LAMPSecurity Capture the Flag Reviewed

30 November -0001
I recently finished the latest installment of the LAMPSecurity.org Capture the Flag exercise. I've managed to get some feedback from folks and the reception is generally good. One review at the Preach Security Blog actually wanted the exercise to be harder :) The LAMPSecurity capture the flag exercises are an outgrowth of some of the training work that I'm doing at my work to train programmers and sysadmins about some common security vulnerabilities. The exercises are designed to simulate real world systems - they have multiple user accounts and each user has different privileges. Users have e-mail and home directories full of files that realistically simulate actual usage. Each system is built from a full operating system (usually some RPM based Linux distribution such as Fedora or CentOS).
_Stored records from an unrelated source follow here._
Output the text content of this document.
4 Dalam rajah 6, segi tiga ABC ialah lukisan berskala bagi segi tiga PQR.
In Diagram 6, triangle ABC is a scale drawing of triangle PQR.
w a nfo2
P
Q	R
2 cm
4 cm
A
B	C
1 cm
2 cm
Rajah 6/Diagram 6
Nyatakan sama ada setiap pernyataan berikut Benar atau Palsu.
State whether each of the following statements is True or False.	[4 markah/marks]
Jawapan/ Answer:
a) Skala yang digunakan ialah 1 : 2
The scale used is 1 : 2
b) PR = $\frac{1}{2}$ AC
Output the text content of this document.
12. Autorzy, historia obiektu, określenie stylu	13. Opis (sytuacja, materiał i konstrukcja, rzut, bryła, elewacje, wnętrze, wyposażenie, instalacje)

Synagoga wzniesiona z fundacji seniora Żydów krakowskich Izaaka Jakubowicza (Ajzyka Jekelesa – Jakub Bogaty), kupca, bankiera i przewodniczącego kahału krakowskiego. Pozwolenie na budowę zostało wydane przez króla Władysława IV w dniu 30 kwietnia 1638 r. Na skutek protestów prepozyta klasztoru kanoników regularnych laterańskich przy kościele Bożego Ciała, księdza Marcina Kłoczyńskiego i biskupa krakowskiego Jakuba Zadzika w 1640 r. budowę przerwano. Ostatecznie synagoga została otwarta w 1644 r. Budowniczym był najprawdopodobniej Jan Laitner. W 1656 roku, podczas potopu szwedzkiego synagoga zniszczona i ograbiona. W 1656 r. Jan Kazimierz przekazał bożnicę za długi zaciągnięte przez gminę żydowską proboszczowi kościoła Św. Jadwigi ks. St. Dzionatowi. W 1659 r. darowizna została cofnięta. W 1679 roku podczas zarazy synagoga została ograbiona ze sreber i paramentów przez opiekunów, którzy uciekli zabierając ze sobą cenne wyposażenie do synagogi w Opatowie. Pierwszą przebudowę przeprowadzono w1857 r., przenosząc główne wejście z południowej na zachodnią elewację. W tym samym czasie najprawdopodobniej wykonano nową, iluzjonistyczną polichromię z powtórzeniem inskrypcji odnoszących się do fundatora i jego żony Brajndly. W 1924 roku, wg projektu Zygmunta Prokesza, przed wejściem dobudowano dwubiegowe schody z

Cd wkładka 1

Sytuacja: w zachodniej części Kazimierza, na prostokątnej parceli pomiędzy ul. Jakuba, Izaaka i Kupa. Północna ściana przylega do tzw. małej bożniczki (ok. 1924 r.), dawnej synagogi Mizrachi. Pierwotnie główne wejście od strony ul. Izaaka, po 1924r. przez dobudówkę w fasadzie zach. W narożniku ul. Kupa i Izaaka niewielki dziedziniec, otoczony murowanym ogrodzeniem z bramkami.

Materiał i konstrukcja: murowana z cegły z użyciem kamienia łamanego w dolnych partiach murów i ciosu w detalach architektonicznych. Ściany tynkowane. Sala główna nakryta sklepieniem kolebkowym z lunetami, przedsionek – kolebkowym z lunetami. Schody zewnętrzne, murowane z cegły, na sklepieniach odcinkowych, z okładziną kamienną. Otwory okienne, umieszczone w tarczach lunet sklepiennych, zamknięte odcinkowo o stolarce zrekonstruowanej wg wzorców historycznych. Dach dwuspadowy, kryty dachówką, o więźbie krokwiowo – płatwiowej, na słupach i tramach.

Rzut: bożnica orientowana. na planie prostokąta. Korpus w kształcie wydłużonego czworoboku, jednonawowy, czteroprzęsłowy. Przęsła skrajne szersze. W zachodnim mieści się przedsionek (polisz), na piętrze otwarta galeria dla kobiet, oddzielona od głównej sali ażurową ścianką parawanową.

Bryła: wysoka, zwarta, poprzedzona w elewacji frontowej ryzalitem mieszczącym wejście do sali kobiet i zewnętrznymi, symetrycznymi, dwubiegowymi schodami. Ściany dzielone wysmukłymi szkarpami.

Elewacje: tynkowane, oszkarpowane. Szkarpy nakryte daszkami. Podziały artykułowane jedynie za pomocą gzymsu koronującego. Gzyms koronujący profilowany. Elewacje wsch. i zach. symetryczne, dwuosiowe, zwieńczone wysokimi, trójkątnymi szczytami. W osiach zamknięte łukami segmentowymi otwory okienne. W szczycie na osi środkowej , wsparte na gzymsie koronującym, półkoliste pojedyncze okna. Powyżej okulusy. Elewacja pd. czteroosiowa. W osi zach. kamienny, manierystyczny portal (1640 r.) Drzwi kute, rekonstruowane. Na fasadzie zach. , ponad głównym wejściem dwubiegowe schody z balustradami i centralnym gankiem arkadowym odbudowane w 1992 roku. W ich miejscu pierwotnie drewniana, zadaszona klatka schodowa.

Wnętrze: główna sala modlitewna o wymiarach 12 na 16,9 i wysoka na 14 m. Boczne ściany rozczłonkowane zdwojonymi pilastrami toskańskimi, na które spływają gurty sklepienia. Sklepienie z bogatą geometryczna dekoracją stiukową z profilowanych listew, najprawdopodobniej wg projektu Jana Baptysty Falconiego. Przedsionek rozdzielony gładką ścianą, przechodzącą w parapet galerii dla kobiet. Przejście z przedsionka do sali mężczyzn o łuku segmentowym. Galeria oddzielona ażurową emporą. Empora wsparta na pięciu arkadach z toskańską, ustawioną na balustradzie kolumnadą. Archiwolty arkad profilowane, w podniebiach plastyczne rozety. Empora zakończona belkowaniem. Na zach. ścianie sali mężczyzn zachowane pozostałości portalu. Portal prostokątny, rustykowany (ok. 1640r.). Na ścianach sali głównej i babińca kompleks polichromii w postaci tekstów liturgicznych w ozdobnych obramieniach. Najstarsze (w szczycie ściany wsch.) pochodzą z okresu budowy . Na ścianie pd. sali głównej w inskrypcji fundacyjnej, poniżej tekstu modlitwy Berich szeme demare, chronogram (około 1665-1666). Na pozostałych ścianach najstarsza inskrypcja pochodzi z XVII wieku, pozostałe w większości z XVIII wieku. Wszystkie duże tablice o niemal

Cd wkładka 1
The systems are then enabled with various services and applications. This allows "attackers" (i.e. participants) to explore weaknesses in various levels of the application stack, from the underlying operating system all the way up to code level weaknesses (such as input validation flaws). So far the exercises have focused on web application security, but in future I'm hoping to expose more services to misconfiguration and exploitation. Note that there are three exercises so far on SourceForge: capture the flag 4, simple web app, and capture the flag 5. If anyone has any requests please send them my way and I'll try to incorporate them into the next version!